Dr. Dana I. Casetti – Biography
Originally from Romania, Dr. Casetti is Assistant Professor in the Physics Department at the Southern Connecticut State University. Dr. Casetti is an astronomer interested in understanding the formation of the Milky Way galaxy in a cosmological context. Her work focuses on building and analyzing surveys of stars and stellar systems in our Galaxy and its satellites. Specifically, she measures their transverse velocities, and combines with other properties to constrain cosmologically motivated Milky-Way models.
Dr. Casetti has a PhD and Masters in Astronomy from Yale University, and a Masters in Physics from the University of Bucharest.
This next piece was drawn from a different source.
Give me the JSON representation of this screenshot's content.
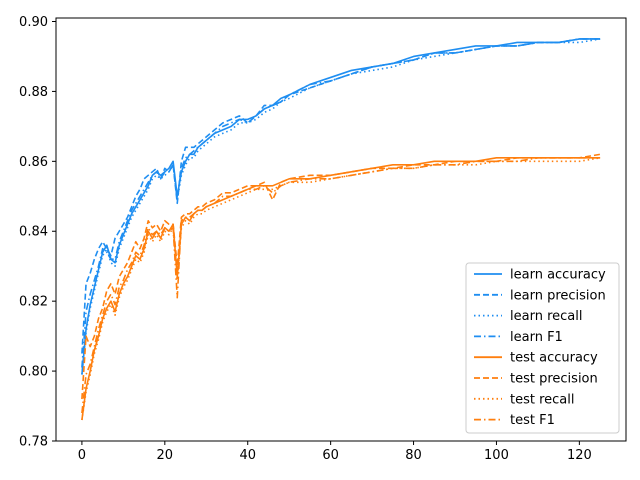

She is an Orthodox Christian and has participated in religious-scientific dialogue on astronomy at the Vatican Observatory.
Interview with Dr. Dana I. Casetti (July 2018)
Dr. Casetti, an astronomer, speaks of her scientific and religious background in Romania. Her aim is to be a good Orthodox Christian and good scientist at the same time. Dr. Casetti has participated several times in the Vatican’s astronomy school, held every other year. The program looks to bridge the gap between astronomy and theology.
Dr. Casetti discusses how her study of astronomy informs her faith and vice versa. Initially, as she was pursuing her studies, her interest was in astronomy. In terms of faith, Dr. Casetti believes that Orthodoxy is special and needs to be understood on a different level. She touches upon the specificity of the Orthodox approach to science, and the difference between Orthodoxy and Catholicism as relates to science. She sees science as ever changing whereas religion has one core message.
In her view, science doesn’t answer ethical or moral questions. These issues come down to the values and judgment of the individual scientist. Even within a Christian framework, moral and ethical decisions can be difficult. She emphasizes that scientists need to be very well informed and honest in the work that they do.
Dr. Casetti believes that religion cannot be used to dictate the correctness or validity of a scientific theory; likewise, a scientific theory cannot prove a religious concept. These are mistakes made on both sides. People have to realize that theology has a different method of acquiring knowledge from science. Science offers models, which keep being improved upon, but it does not offer absolute truth. Dr. Casetti discusses creationism and the Big Bang theory, and adds that when there appears to be a direct conflict, it is important to reflect that perhaps we do not know everything yet. It is important not to impose science on theology and theology on science, as has occurred throughout history.